Please join me and Joie de Vivre again next Friday as we continue our discussion of this fascinating book!
[**For an excellent study on the power of language, I recommend the PBS Frontline documentary, The Persuaders, which examines how marketers, advertisers, pollsters and pundits skillfully manipulate words and phrases to influence public and personal opinions]
A Stew by Any Another Name . . .
I refer to this simply as the 'bean dish', whose interchangeable primary ingredients - beans, meat, seasonings - make it a dependable regular in our dinner rotation. We've always enjoyed it, generic name and all, but I must admit that calling it a 'cassoulet' (though it barely qualifies as such) gives it a certain Gallic flair. Bon appétit!
A Humble Sausage and White Bean Stew
1 Tbsp grapeseed or canola oil
1 cup red onions, diced (about 1/2 large onion)
1 clove garlic, minced
10 oz chorizo* sausage (approx. 3 links, casings removed)

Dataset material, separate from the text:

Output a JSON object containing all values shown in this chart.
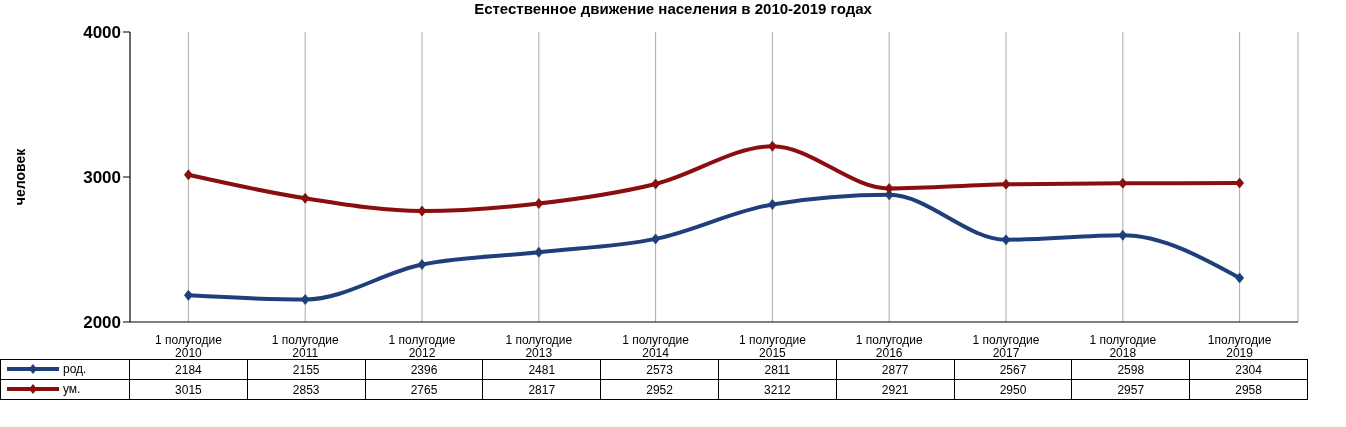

1 (15 oz) can white** beans such as cannellini or Great Northern, rinsed
1 (15 oz) can diced tomatoes
1/2 tsp ground chipotle pepper***
1/2 tsp oregano***
Feel free to change up the meats, beans, and flavorings! Some suggestions:
* Italian sausage, ground lamb
** black beans, red kidney, black-eyed peas
*** Italian, Greek, Indian seasonings and spices
1. Heat oil in a fry or sauté pan then add garlic and onions and sauté until soft;
2. Add chorizo, breaking it into small pieces, and sauté until cooked through;
3. Add beans and diced tomatoes and bring to a low simmer;
4. Add chipotle pepper and oregano and continue on a low simmer for 10-15 minutes, partially covered, and stirring occasionally;
5. Remove from heat and serve over rice or, as a stew, with a rustic bread.